Paternoster has taken on the assets of the Emap pension scheme totalling around £170m.
Under the deal terms, Paternoster has taken on the Emap Earnings Related Pension Plan and the Scottish Radio Holdings Pension Scheme.
Paternoster says its pension scheme assets now exceed £750m.
Emap group finance director Ian Griffiths says: “Throughout this competitive process, Emap had two clear objectives for this transaction – our desire to secure EERPP and SRH Scheme members’ benefits in full and secondly, to remove all pension risk for Emap’s shareholders.

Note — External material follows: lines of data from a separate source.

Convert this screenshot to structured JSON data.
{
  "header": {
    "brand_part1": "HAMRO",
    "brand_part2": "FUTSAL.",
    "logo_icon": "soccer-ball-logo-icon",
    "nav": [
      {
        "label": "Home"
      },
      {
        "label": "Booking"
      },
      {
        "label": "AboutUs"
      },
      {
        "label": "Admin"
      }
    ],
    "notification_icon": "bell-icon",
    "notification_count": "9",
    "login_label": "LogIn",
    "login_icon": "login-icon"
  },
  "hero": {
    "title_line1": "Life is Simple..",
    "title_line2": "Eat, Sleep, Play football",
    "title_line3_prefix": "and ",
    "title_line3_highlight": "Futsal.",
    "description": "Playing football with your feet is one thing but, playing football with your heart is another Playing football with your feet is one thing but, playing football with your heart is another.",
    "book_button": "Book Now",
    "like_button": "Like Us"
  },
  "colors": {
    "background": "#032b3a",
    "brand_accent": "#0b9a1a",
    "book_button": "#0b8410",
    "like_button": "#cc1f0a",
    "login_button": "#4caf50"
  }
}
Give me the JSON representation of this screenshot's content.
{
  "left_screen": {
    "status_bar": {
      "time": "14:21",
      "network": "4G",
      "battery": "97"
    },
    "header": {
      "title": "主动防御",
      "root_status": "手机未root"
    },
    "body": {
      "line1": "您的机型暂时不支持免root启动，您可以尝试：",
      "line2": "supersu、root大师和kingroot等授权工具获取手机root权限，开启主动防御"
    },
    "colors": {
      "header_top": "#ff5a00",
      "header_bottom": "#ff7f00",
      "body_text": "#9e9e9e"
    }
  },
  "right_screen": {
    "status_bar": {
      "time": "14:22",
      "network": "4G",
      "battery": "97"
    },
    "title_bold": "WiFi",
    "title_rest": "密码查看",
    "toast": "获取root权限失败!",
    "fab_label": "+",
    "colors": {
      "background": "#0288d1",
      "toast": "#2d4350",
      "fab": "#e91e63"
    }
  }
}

“We are pleased that these objectives have both been achieved through Paternoster’s innovative and flexible approach. Paternoster is a leading regulated insurance company, and affected scheme members can be confident that their full benefit entitlements are guaranteed.”
Paternoster chief executive Mark Wood says: “The market is growing rapidly. The value of business secured this quarter already exceeds that of the third quarter. With pension scheme assets secured by Paternoster now exceeding £750m, Paternoster is a leading player in this important market. Both company sponsors and trustees are increasingly recognising the merit of securing the promise to pay pensions through the backing of a regulated insurance company.”
Mercer principal and senior actuary Stuart Faloon, who advised Emap on the deal, says: “The decision to secure members’ benefits with an insurance company represents a very sound solution for both pension scheme members and the company. By purchasing an insurance policy, scheme members are guaranteed to receive their full benefit entitlements.
“The nature of the way members’ benefits have been secured represents a significant development in the types of risk that insurance companies are prepared to price and accept. Traditionally, insurers have required pension schemes to spend years verifying the accuracy of members’ entitlements before they would offer terms to buy out the liabilities. This meant that uncertainty over the ultimate price remained.”